Madderson featured on Radio 4‘s Today programme, set against Paul Ekins, Professor of Energy and Environment Policy at the UCL Energy Institute, University College London, who argued that to cut fuel duty would be entirely the wrong thing to do at the moment. “World oil prices have been on an upward trend for about 10 years, and just to put this in some kind of perspective we would need to cut fuel duty by about 11p a litre in order to take fuel prices back where they were in December 2009,” he said.

“That would cost the treasury about £6bn. So what taxes should be increased to make up for that revenue at a time when the Government is struggling with a very bad fiscal deficit?”

Madderson replied: “Having accepted the duty rises in October and January, and the recent VAT rise, what we want now is that the next fuel duty increase be scrapped. It is only six weeks away and could increase fuel prices by around 5ppl which would amount to a tax bludgeon which could severely impact the economy. It’ll push up inflation, and is absolutely impossible for the motorists and small businesses particularly to absorb.

“I think there is widespread disbelief among businesses, motorists, consumers – our customers who come to our filling stations every week – that the government, so soon after these other duty and VAT increases, are going to roll out a further fuel duty rise. As the global prices of crude push up the pump prices, so they’re going to get a windfall tax from the extra VAT that they’re now putting on the pump prices. They can’t have it all ways, otherwise they will put a stop to this re-growth of the UK economy the prime minister and his cabinet are so keen to see.”|

Ekins responded that it is intended fuel duty should increase in real terms, year-on-year.  “I think that’s a very good policy – a good place to get revenue from.
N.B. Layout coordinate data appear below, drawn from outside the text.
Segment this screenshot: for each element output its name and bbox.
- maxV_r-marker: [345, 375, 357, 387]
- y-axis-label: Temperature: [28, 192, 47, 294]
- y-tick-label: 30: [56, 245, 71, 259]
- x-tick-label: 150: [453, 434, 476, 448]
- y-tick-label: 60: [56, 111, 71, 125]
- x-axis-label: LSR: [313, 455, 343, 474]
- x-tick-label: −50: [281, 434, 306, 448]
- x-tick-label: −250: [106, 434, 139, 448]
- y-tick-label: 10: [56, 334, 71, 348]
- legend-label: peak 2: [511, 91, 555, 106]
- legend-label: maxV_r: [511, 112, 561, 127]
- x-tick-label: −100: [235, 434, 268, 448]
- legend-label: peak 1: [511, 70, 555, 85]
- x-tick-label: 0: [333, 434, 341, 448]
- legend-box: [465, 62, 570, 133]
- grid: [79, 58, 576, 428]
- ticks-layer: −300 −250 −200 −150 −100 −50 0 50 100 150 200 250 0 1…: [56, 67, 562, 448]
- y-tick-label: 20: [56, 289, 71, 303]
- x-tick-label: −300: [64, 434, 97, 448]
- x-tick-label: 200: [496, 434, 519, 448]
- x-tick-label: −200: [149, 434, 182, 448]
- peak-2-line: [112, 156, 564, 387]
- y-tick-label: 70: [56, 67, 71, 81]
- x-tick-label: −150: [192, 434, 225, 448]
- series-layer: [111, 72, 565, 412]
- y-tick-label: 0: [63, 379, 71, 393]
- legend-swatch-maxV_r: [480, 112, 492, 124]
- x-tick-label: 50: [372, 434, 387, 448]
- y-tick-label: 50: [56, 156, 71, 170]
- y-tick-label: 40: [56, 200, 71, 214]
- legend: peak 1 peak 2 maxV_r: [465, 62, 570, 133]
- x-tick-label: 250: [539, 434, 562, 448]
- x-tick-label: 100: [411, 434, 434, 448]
It means we don’t need to put taxes up to the same extent on other things, like income tax and national insurance, both of which are effectively taxes on jobs,

“The overall knock-on effect on the economy is not large. Obviously there are some sectors hit worse than others – Mr Madderson is speaking for one of them! But in terms of the government getting the revenues it needs, taxing petrol and diesel is a very good way to do it.”





















Meanwhile Brian Madderson will be chairing a breakout session entitled  ’Fuels of the Future’ at Summit11, the Association of Convenience Stores’ annual conference, which is running alongside the National Convenience Show and Internationl Forecourt and Fuel Exhibition.

Speakers will include Janet Ashdown, formerly UK retail manager for BP Oil,
and now chief executive of the Harvest Energy brand; Mike Waters, head of Market Insight for Arval, the fleet cards subsidiary of BNP Paribas; and Dr Peter Snowdon, head of UK Downstream Communications at Shell International.